Die Wissenschaft des Mahlens: Partikelgröße und Kaffeeextraktion

Das Mahlen ist eine der kritischsten Variablen beim Kaffeebrühen, da die Partikelgröße direkt die für die Extraktion verfügbare Oberfläche bestimmt. Wenn Kaffee gemahlen wird, steigt die exponierte Fläche exponentiell an; eine 10 g Dosis ganzer Bohnen hat minimalen Kontakt mit Wasser, aber einmal auf 400 μm Partikel gemahlen, kann die Oberfläche 1 m² überschreiten. Diese vergrößerte Oberfläche ermöglicht es dem Wasser, lösliche Verbindungen—Säuren, Zucker, Öle und bittere Alkaloide—auf kontrollierte Weise aufzulösen.
Der Extraktionsprozess folgt dem Prinzip des Massentransfers: Heißes Wasser wirkt als Lösungsmittel und diffundiert in die Kaffeepartikel, wobei Verbindungen in Stufen extrahiert werden. Zuerst lösen sich Säuren (Zitronen-, Apfelsäure) und Zucker; dann komplexere Verbindungen wie Lipide und Chlorogensäuren; schließlich werden bittere Phenole und Tannine extrahiert. Wenn der Mahlgrad zu fein oder die Kontaktzeit zu lang ist, tritt Überextraktion auf, die bittere und adstringierende Aromen ergibt. Umgekehrt, wenn der Mahlgrad zu grob oder die Kontaktzeit zu kurz ist, resultiert Unterextraktion in sauren und schwachen Profilen.

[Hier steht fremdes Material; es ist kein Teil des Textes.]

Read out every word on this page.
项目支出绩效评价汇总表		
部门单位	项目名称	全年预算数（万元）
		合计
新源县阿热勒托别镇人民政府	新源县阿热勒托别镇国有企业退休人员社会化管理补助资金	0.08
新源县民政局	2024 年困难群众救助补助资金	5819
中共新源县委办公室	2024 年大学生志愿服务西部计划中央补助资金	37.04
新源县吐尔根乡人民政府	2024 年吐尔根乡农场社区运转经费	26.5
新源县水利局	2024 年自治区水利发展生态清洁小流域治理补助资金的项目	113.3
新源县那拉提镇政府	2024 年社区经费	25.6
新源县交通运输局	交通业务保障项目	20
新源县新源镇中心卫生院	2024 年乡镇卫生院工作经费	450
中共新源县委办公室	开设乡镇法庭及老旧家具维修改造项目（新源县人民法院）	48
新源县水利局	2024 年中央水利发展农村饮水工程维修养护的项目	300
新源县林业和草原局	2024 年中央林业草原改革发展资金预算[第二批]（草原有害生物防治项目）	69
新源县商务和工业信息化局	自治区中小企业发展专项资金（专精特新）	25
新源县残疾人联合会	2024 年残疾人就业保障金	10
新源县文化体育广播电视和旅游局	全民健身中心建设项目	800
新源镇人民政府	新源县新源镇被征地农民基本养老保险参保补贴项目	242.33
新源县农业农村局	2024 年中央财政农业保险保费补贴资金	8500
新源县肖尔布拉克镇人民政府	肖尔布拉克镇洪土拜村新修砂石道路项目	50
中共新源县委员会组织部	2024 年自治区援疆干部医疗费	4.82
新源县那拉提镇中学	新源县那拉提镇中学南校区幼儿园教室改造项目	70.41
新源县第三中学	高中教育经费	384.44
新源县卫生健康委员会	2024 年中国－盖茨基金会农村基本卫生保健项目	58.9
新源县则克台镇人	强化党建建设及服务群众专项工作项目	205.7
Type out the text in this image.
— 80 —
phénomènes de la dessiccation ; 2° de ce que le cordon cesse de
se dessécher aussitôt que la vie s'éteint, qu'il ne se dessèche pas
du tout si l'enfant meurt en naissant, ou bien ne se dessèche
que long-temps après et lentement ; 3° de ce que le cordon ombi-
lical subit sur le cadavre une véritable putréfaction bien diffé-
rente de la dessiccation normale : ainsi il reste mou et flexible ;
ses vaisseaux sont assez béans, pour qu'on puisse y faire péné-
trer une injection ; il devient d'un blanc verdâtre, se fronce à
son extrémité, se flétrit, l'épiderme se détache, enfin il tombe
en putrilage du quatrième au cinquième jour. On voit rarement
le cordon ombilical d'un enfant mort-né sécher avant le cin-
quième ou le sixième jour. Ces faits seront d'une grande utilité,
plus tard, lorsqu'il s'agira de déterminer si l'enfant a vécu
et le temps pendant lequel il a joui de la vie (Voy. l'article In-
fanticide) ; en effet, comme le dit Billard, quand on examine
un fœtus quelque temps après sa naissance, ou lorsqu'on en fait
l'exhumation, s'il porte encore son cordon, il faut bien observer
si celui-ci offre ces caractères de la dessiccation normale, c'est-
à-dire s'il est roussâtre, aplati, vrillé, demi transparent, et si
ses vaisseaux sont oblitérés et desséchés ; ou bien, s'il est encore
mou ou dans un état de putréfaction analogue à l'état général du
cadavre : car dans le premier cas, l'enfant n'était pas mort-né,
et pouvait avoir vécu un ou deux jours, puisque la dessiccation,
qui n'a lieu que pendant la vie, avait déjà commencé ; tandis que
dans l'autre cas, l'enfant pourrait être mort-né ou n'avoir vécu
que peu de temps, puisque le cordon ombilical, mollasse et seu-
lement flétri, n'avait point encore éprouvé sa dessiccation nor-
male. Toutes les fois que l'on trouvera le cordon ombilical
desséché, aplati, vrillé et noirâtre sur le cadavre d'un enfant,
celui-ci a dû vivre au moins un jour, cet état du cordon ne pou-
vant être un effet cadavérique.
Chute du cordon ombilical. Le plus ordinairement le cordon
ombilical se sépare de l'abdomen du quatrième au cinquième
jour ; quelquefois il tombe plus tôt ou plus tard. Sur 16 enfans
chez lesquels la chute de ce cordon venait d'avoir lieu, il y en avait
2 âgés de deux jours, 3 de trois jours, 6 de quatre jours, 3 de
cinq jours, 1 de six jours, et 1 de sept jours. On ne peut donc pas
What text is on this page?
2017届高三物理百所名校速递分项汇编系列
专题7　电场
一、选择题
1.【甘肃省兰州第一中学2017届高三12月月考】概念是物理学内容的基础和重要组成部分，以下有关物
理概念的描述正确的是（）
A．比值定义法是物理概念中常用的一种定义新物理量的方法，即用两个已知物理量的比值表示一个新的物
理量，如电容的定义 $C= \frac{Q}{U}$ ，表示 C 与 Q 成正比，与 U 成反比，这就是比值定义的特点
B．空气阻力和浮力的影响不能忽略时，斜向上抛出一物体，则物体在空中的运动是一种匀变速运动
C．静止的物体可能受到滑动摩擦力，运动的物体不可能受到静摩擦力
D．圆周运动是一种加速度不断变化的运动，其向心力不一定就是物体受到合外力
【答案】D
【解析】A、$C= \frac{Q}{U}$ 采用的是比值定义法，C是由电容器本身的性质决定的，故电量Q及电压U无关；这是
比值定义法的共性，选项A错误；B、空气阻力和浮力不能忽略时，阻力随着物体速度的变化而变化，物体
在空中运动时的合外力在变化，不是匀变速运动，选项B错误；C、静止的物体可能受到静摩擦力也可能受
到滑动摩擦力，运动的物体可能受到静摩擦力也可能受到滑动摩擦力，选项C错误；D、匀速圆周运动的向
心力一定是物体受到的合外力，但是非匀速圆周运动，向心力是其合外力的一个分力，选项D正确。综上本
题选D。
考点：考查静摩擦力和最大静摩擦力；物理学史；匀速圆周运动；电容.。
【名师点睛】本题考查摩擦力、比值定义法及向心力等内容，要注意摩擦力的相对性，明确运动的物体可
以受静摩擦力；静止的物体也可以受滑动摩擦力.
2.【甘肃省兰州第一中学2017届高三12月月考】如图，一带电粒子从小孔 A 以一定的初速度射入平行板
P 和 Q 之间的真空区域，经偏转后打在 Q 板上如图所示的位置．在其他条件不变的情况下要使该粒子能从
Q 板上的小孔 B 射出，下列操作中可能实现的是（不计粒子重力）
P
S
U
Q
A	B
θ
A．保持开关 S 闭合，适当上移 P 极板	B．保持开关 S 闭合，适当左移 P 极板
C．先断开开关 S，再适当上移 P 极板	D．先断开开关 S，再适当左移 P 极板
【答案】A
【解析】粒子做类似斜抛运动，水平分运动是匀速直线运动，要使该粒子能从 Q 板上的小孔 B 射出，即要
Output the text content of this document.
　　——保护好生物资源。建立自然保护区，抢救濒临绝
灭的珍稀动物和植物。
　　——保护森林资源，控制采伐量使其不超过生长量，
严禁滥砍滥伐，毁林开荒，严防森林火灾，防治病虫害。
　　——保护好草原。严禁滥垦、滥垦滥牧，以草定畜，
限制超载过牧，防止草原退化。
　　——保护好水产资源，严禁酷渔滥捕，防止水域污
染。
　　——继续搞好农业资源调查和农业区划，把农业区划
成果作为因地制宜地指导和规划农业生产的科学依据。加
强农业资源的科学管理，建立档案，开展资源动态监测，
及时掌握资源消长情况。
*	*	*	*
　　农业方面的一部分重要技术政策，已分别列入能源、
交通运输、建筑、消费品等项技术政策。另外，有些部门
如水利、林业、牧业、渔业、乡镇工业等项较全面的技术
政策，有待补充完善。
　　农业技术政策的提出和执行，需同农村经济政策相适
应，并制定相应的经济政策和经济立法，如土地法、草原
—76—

Für Espresso wird ein sehr feiner Mahlgrad (200–400 μm) benötigt. Der hohe Druck (9 bar) presst Wasser in 25–30 Sekunden durch den Kaffeekuchen und erreicht eine optimale Extraktion von etwa 19–22 % gelösten Gesamtfeststoffen. Ein Standardrezept verwendet 18 g Kaffee für 36 g Espresso. Um Ihre Mühle zu kalibrieren, stellen Sie feiner ein, wenn die Extraktion unter 25 Sekunden liegt (unterextrahiert), oder gröber, wenn sie über 30 Sekunden liegt (überextrahiert).
Pour-Over-Methoden wie der V60 erfordern einen mittelfein Mahlgrad (600–800 μm). Die Brühzeit beträgt typischerweise 2:30–3 Minuten mit einem Verhältnis von 15 g Kaffee pro 250 g Wasser bei 92–93 °C. Der Papierfilter verlangsamt den Fluss und hält Öle zurück, wodurch eine saubere, helle Tasse entsteht. Wenn die Brühung in weniger als 2 Minuten endet, ist der Mahlgrad zu grob; wenn sie 3:30 überschreitet, ist er zu fein.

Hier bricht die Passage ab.